If you own the iShares Preferred and Income Securities ETF (NASDAQ:PFF) for the monthly check, the question that matters is whether those checks keep clearing through the next credit cycle. PFF is the dominant preferred-stock ETF, with about $13.3 billion in net assets as of March 31, 2026, and it pays a yield that retirees treat as a bond substitute. The good news for PFF holders: the underlying income engine looks durable. The catch is that "safe" here means something different than it does for a dividend growth ETF.
How PFF Actually Pays You
PFF holds hundreds of preferred securities, which sit between bonds and common stock in a company’s capital structure. Issuers pay a fixed (or fixed-to-floating) coupon, and PFF passes that coupon income through to shareholders as monthly distributions. Recent monthly payouts have run between roughly $0.138 and $0.177 per share, with year-end special distributions layered on top. The March 2026 distribution of $0.031 looks like a cut, but it reflects an accounting timing adjustment, not a payout reduction. Year over year, the base monthly distribution has held in a tight band.
Where the Income Really Comes From
This is functionally a financial-sector income vehicle. JPMorgan preferreds total about 4.3% of the fund, Morgan Stanley 4.1%, Bank of America 3.9%, Citigroup 1.8%, and Capital One 1.5%. Add Goldman Sachs, KeyCorp, M&T, Fifth Third, and Citizens, and the largest U.S. banks plus their insurance and alternative-asset peers (Allstate, MetLife, Athene, Apollo, KKR) dominate the book. For dividend safety, that concentration is the entire story.
On credit quality, the top issuers are investment-grade and extremely well capitalized. JPMorgan, Bank of America, and Morgan Stanley have all cleared the Fed’s stress tests without dividend restrictions, and preferred coupons sit above common dividends in the payment hierarchy. For a bank to skip a preferred coupon, it would first have to suspend common dividends, which would itself be a flashing red light. Consumer health backs that up: credit card delinquencies fell to 2.92% in Q1 2026 from 3.04% a year earlier, well inside the "normalizing" zone and nowhere near the 2009 peak near 6.8%.
The Real Risk Is Rates, Not Defaults
Preferred securities behave like long-duration bonds. When yields rise, prices fall, and PFF’s NAV gets hit even if every coupon is paid on time. The 10-year Treasury sits near 4.4%, in the 79th percentile of its 12-month range, and the Fed has cut the upper bound to 3.75% after three reductions over the past nine months. That accommodative drift is a tailwind for preferred prices, but the 10Y-2Y spread has compressed to 0.31% from 0.74% in February, which squeezes bank net interest margins. Margins are typically the first thing to wobble in a slowdown.
Total Return Context
Here is where PFF holders need to be realistic with themselves. Shares trade around $30, up 4.6% over the past year but only 3.9% over five years and 0.06% year to date. The distribution is the return.
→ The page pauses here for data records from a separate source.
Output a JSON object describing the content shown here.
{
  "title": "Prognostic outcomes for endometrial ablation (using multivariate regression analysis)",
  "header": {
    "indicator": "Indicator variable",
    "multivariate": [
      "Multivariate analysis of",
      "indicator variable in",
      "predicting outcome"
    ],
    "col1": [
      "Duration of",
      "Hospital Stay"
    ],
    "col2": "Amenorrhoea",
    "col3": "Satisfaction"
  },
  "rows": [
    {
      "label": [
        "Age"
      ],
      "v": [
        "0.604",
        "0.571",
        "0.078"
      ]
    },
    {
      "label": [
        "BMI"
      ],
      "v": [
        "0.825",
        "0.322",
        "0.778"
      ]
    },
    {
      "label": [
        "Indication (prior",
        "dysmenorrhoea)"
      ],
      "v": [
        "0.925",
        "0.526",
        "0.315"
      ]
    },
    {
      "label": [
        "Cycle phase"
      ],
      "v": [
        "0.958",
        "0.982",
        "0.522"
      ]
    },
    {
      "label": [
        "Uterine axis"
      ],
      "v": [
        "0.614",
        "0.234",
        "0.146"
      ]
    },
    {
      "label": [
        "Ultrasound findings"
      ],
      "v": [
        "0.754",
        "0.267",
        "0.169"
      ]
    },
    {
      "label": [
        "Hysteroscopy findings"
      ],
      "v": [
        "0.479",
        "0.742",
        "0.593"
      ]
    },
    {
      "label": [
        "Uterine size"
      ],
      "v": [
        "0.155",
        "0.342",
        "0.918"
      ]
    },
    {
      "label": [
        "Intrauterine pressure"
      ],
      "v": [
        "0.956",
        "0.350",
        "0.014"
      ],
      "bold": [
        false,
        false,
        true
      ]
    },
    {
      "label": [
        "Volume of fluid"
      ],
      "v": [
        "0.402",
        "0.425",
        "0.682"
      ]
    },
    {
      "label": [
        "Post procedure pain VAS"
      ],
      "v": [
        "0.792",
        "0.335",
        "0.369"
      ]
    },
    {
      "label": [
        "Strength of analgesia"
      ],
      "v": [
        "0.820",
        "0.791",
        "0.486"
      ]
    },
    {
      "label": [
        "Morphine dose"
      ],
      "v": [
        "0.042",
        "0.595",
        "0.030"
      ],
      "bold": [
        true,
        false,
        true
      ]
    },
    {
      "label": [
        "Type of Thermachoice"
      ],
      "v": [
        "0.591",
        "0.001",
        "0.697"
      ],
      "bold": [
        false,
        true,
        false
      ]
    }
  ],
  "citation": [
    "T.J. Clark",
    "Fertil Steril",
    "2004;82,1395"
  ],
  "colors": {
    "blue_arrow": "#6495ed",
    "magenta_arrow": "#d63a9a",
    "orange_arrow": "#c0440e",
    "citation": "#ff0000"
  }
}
Investors who reinvest dividends have done fine; investors expecting capital appreciation have not. A 1-week and 1-month drawdown of roughly 2.8% on rate jitters shows how quickly NAV can move against the income.
The Verdict
PFF’s distribution is safe in the sense that matters most: the coupons funding it are paid by the strongest names in U.S. finance, credit conditions are improving, and the Fed is easing. NAV can still erode meaningfully when rates spike, which directly reduces the dollar value of future payouts. For a retiree using PFF as a fixed-income sleeve, it earns its slot. For anyone expecting bond-like principal stability or equity-like growth, it is the wrong tool. Investors wanting less rate sensitivity should look at shorter-duration preferred funds like PFFA or VRP; those who want growth alongside income are better served elsewhere entirely.